Before we can talk about these applications to selection in any depth, we need to lay some foundations. This lecture introduces the important results from coding theory that are needed to see the relationship between information theory and modeling that are developed in the next class. Anyone who has ever wondered how those disk compression tools like WinZip work will find the answer here as well.

(5) Information theory and model selection

Coding automatically protects from over-fitting. When coding, the compressed message must include enough information so that the receiver can recover the original data. For a statistical model, this means that the message must include the parameters that identify the model used to compress the data. A good fit alone is not enough since th number of bits needed to encode the parameters may be larger than the bits saved in compressing the data. The resulting two-part codes (model parameters, model data) then suggest a means to model selection: pick the model with the shortest message. This the approach of Rissanen's MDL criterion.

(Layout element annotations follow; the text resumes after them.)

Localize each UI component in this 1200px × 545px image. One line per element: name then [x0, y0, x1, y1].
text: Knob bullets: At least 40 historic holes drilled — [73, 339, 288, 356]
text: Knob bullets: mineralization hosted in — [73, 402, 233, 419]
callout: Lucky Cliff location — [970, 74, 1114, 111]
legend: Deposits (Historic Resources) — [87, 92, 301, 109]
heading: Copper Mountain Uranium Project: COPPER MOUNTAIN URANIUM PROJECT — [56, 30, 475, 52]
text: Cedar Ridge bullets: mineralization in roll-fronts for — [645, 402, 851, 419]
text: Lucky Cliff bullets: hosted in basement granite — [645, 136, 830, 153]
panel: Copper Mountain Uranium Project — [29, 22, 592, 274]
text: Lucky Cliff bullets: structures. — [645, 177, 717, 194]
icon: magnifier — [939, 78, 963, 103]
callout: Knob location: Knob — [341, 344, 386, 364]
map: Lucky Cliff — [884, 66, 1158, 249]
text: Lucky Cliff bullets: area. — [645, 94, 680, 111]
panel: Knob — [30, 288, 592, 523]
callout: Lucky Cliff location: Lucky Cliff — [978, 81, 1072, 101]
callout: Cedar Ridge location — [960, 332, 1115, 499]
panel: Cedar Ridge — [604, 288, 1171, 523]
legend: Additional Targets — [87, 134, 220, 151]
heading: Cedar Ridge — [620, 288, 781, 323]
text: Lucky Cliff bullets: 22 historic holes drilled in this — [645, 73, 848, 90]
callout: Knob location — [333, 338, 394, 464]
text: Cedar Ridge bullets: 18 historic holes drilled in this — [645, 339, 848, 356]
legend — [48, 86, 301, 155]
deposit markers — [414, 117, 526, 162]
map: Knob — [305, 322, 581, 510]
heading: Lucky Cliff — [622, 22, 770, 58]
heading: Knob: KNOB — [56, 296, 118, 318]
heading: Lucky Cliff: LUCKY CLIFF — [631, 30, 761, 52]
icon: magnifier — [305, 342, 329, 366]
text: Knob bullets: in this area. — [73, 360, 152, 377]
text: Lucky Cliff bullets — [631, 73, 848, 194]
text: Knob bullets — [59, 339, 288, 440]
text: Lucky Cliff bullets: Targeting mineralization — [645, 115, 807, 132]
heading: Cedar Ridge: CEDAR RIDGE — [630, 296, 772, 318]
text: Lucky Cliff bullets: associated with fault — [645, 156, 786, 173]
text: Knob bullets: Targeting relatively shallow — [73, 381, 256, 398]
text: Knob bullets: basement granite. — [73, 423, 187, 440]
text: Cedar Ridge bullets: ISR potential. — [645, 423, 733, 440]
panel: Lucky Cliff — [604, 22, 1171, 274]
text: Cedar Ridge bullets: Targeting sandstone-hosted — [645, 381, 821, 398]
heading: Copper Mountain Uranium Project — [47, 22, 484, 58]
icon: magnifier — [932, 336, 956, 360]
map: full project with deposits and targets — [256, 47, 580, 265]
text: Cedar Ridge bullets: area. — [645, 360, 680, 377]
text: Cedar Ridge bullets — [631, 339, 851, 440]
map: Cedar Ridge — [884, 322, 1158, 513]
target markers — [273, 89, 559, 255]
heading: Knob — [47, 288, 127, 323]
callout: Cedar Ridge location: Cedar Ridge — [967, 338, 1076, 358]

Going further, all of the previous approaches to model selection (AIC, BIC, thresholding, empirical Bayes, adaptive thresholding) can be cast as particular methods for coding a model. This commonality reveals further connections among the methods and suggests how they can be customized and improved.

Instructor

Robert Stine received his PhD in Statistics from Princeton University and currently teaches Statistics at the Wharton School of the University of Pennsylvania. Professor Stine has published widely on resampling methods for assessing statistical variation, and maintains interests in exploratory data analysis, statistical graphics, and statistical computing.